An arraignment hearing for al-Libi is scheduled for Tuesday in federal court in the Southern District of New York, stemming from his involvement in multiple attacks in Africa in the late 1990s.
Administration officials consulted with Martins and his legal team on whether the al Qaeda leader should be transferred to the military facility in Cuba to stand trial.
The White House's decision to hand al-Libi over to the Justice Department for trial was the best option, Martins said.
"I concurred with the forum that was selected" for the al-Libi case, said the one-star general.
Al-Libi was indicted in absentia for his role in the 1998 bombings of U.S. embassies in Dar es Salaam, Tanzania, and Nairobi, Kenya.
Members of 1st Special Forces Operational Detachment-Delta, known as Delta Force, took custody of al-Libi during a daylight capture mission in Tripoli in early October.
The Libyan national arrived on American shores last Monday, after being interrogated by U.S. military and intelligence officials aboard the U.S.S. San Antonio somewhere in the Mediterranean for a week and a half.
Martins declined to comment on what specific feedback and recommendations he gave to the the Pentagon, Justice Department and intelligence community on how the al-Libi case should be carried out.
But he did note his office is routinely consulted on pending counterterrorism cases.
Martins's comments run counter to claims made by several congressional Republicans that President Obama made a serious mistake by allowing al-Libi to be tried in civilian court.
Sen.

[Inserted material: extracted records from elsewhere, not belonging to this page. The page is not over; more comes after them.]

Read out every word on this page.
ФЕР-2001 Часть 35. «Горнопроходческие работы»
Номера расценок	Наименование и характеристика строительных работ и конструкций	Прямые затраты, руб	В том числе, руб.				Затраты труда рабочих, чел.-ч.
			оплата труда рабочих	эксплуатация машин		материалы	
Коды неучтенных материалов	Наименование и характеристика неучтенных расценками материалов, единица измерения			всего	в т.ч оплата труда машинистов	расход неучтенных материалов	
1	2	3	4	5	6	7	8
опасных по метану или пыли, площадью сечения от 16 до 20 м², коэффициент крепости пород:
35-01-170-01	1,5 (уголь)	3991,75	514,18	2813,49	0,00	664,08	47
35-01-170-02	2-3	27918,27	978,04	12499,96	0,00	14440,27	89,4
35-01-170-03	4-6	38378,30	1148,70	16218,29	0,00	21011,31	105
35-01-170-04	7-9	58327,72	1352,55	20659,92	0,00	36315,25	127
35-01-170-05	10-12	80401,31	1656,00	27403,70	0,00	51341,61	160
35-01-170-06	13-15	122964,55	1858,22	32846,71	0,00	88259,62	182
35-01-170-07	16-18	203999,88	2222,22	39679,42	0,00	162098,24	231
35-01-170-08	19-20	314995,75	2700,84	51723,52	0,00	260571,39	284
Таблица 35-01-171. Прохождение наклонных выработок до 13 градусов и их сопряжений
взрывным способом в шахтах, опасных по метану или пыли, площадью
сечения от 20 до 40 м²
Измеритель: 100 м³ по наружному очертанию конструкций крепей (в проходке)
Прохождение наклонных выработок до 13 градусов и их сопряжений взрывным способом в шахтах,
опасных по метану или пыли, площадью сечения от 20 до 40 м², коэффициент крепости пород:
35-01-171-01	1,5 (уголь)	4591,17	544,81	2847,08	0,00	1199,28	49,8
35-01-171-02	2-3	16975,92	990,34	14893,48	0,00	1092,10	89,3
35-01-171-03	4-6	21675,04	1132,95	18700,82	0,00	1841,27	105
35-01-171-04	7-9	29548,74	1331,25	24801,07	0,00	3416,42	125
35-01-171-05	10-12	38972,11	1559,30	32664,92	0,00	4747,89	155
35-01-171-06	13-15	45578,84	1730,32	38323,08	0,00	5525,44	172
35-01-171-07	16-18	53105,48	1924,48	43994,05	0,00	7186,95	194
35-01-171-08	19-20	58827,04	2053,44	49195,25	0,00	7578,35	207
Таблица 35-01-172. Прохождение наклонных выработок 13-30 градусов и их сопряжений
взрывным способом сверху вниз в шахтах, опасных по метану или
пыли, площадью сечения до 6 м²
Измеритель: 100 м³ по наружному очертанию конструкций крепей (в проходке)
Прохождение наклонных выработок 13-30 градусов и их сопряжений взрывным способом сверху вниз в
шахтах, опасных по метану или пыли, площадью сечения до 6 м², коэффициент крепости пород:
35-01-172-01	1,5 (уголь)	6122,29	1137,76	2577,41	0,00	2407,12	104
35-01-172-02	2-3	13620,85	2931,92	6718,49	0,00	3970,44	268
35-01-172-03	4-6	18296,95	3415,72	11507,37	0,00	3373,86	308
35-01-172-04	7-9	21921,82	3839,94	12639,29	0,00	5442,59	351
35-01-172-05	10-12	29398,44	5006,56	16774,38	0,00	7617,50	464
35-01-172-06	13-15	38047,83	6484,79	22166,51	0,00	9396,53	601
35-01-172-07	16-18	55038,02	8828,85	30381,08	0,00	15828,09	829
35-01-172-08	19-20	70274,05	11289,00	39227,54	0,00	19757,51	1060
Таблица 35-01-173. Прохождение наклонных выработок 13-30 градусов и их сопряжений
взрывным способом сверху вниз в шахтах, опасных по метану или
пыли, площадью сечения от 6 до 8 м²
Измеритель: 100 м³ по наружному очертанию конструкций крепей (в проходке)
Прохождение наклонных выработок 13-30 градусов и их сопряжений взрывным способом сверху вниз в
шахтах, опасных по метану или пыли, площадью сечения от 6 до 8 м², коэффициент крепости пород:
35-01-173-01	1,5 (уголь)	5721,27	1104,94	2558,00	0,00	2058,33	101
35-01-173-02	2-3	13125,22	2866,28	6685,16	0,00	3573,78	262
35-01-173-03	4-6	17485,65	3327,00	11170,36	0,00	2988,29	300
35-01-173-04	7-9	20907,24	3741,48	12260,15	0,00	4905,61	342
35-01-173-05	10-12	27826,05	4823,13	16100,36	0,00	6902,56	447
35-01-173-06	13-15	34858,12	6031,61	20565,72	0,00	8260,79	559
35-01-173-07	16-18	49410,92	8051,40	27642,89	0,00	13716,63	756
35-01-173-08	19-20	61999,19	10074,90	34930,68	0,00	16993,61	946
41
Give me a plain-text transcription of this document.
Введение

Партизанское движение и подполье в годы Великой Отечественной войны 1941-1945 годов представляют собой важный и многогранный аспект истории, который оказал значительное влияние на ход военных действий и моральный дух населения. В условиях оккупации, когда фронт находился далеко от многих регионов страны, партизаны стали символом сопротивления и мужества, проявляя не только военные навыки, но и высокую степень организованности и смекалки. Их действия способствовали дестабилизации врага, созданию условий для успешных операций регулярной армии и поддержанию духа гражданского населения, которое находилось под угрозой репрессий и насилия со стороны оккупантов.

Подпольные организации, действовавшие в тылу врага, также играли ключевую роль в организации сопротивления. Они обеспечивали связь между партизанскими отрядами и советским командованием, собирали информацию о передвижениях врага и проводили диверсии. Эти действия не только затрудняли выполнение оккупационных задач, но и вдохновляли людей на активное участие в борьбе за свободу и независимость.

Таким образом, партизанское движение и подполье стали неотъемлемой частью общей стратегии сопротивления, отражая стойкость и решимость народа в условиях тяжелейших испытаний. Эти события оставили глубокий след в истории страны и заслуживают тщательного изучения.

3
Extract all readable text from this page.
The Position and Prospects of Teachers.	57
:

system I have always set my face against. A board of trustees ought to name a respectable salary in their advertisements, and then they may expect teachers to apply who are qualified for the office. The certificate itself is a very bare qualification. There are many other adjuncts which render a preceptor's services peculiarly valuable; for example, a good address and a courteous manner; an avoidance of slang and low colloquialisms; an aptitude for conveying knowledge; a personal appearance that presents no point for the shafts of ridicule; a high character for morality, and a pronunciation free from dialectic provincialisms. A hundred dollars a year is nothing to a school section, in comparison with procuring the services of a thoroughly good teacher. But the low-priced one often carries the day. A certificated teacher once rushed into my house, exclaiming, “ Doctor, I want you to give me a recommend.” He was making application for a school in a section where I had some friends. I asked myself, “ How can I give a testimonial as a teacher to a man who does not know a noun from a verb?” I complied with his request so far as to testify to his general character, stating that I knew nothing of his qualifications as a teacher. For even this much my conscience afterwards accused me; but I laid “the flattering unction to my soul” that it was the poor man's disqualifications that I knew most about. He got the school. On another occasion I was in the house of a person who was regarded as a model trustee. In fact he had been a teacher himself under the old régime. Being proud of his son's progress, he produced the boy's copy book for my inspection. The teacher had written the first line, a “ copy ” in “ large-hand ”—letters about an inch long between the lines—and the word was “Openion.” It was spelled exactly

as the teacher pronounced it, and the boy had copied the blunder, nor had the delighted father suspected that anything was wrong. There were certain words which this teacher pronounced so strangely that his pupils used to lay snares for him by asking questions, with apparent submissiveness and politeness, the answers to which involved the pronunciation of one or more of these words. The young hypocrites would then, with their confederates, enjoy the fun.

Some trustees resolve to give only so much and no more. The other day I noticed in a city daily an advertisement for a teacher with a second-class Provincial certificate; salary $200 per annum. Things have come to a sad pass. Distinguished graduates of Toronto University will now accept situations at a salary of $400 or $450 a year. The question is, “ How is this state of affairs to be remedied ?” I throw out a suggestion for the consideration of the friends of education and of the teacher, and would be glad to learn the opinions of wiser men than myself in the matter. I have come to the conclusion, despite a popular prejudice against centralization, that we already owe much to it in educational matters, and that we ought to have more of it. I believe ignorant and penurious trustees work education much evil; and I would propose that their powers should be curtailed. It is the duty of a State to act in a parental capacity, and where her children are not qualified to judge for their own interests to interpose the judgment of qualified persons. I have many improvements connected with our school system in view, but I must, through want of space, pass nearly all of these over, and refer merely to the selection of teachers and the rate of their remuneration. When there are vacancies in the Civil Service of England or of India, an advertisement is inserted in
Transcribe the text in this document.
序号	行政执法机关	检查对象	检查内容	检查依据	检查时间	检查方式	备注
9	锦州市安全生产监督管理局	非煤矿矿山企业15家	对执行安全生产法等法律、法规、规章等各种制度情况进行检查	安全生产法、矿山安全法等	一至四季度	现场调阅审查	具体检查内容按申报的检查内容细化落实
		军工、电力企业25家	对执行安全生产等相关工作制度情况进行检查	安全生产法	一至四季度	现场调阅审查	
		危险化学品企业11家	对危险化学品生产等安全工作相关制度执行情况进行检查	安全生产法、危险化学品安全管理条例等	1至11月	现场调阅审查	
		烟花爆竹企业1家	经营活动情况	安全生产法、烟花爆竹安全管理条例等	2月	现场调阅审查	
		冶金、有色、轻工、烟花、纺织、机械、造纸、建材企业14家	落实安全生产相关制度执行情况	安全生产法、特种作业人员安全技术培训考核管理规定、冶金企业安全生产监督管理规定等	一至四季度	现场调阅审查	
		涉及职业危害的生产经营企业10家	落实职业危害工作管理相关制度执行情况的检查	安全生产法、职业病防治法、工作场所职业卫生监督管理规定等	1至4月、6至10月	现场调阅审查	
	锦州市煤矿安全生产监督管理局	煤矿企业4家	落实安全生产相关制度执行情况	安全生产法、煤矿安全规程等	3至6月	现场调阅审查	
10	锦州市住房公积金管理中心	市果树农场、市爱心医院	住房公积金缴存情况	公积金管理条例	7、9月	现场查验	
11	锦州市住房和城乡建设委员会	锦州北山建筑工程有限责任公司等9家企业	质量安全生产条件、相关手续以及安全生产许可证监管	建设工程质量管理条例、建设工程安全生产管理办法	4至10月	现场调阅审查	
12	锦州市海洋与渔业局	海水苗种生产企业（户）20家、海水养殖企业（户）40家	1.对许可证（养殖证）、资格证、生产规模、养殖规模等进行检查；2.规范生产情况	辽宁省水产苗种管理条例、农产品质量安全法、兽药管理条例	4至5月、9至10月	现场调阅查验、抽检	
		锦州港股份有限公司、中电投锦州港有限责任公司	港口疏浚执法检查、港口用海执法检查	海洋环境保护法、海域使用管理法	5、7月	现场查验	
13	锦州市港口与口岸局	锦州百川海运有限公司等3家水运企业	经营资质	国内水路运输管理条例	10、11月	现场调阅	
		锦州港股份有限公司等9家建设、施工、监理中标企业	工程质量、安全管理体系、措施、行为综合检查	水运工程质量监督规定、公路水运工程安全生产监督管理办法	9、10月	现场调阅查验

James Inhofe (Okla.), the ranking Republican on the Senate Armed Services Committee, has called the White House decision to try al-Libi in civilian court "despicable."
Trying al-Libi and other terror suspects in civilian court, while pushing for Guantánamo's closure, "is a blatant unwillingness to confront global terrorism and it only emboldens our enemies to continue their despicable acts against humanity," Inhofe said in a statement earlier this year.
Sen. Kelly Ayotte (R-N.H.) said it would be “absolutely unacceptable” if the chance to interrogate al-Libi was sacrificed in pursuit of Obama’s first-term promise to close the prison, shortly after his capture by U.S. forces.
Sen. Lindsey Graham (R-S.C.) echoed Ayotte and Inhofe's concerns, noting that "in criminal [court] you are trying to solve a crime — in war you are trying to defeat the enemy."
However, Martins said the move did not indicate a policy change in the Obama administration's handling of counterterror cases, adding the al-Libi's civilian case was "the appropriate decision."